Cuba is struggling through its worst economic crisis in decades, and desperately needs foreign investment to help underwrite the purchase of food, medicine, fuel and raw materials needed to jumpstart sputtering output.

Prime Minister Manuel Marrero said investing in the Communist-run country was not easy, noting U.S. sanctions, current international instability and Cuba's notoriously inefficient state-run bureaucracy.

But Marrero said the country was motivated.

"We have to banish all that unnecessary bureaucracy and generate new opportunities that are attractive to foreign businessmen," Marrero said at an investment forum in the capital.

In practice, that may not be easy.

Cuba said on Monday it expects economic growth of just 2% this year, half what was forecast and little help for the Caribbean Island nation where GDP has declined 9.8% since 2019.

The Communist-run country owes hundreds of millions of dollars to its investment partners, according to most experts, half a dozen diplomats and various incestors.

"We guarantee compliance with late payments to the extent that financial conditions allow," Marrero said.

Some at the trade fair told Reuters they were willing to bet on Cuba despite the downturn.

Alexandre Carpenter, co-president of cigarette-maker Brascuba, a joint venture between Cuba and the Brazilian subsidiary of British American Tobacco , told Reuters his company was opening a new factory next year despite all the problems.

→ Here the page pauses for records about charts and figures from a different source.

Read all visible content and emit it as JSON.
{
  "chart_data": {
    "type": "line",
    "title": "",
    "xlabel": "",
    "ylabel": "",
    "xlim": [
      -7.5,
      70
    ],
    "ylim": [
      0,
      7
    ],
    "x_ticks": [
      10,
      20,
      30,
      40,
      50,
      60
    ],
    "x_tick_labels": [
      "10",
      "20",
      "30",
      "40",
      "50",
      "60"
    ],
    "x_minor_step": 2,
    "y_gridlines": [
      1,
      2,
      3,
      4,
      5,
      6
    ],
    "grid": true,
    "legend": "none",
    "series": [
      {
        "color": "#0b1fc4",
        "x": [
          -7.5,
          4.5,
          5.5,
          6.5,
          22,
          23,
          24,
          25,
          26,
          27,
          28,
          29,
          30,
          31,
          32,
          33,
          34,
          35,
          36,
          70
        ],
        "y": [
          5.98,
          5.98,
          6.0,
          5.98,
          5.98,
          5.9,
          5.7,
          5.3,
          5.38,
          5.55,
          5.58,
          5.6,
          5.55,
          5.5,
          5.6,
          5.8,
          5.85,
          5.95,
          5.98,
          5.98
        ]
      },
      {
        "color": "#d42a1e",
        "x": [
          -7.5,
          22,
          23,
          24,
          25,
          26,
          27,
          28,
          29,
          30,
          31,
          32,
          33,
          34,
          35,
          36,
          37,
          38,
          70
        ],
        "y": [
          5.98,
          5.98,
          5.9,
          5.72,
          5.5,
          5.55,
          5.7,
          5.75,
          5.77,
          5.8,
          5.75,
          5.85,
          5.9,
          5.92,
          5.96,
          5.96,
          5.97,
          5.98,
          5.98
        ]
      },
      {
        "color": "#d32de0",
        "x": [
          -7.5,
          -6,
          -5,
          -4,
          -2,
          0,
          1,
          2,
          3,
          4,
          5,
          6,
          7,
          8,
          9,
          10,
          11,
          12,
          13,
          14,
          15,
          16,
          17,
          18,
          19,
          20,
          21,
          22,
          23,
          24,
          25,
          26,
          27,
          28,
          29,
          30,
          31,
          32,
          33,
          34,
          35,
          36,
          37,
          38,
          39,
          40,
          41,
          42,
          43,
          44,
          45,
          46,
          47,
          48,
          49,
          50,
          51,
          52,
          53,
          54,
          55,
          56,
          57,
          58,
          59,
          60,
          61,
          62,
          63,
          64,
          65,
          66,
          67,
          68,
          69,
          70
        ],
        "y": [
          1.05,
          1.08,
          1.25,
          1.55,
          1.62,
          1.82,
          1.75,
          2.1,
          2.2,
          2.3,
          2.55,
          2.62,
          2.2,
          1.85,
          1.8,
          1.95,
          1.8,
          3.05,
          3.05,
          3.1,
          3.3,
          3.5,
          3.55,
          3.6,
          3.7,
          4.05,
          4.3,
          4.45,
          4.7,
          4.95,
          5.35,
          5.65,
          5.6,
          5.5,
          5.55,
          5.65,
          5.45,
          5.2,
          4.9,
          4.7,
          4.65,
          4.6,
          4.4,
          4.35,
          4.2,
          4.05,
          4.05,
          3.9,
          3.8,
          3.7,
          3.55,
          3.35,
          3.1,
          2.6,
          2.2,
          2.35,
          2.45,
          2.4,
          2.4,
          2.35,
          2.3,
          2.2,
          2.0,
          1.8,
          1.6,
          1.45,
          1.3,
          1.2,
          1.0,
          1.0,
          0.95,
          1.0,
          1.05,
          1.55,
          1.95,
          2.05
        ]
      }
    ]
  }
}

"We have to find a solution to the financial problems they have with us and I am optimistic it will happen soon," he said.

Over the last year more than 5,500 small and medium-sized private businesses have been listed, opening up a new and unexplored sector to investors.

Alberto Gómez, representative of a machine and tool making mexican company, said he was at the fair in search of private partners.

"Definitely we are not afraid as investors in Cuba, we are already making arrangements and making alliances with a well-established (private) company," he said.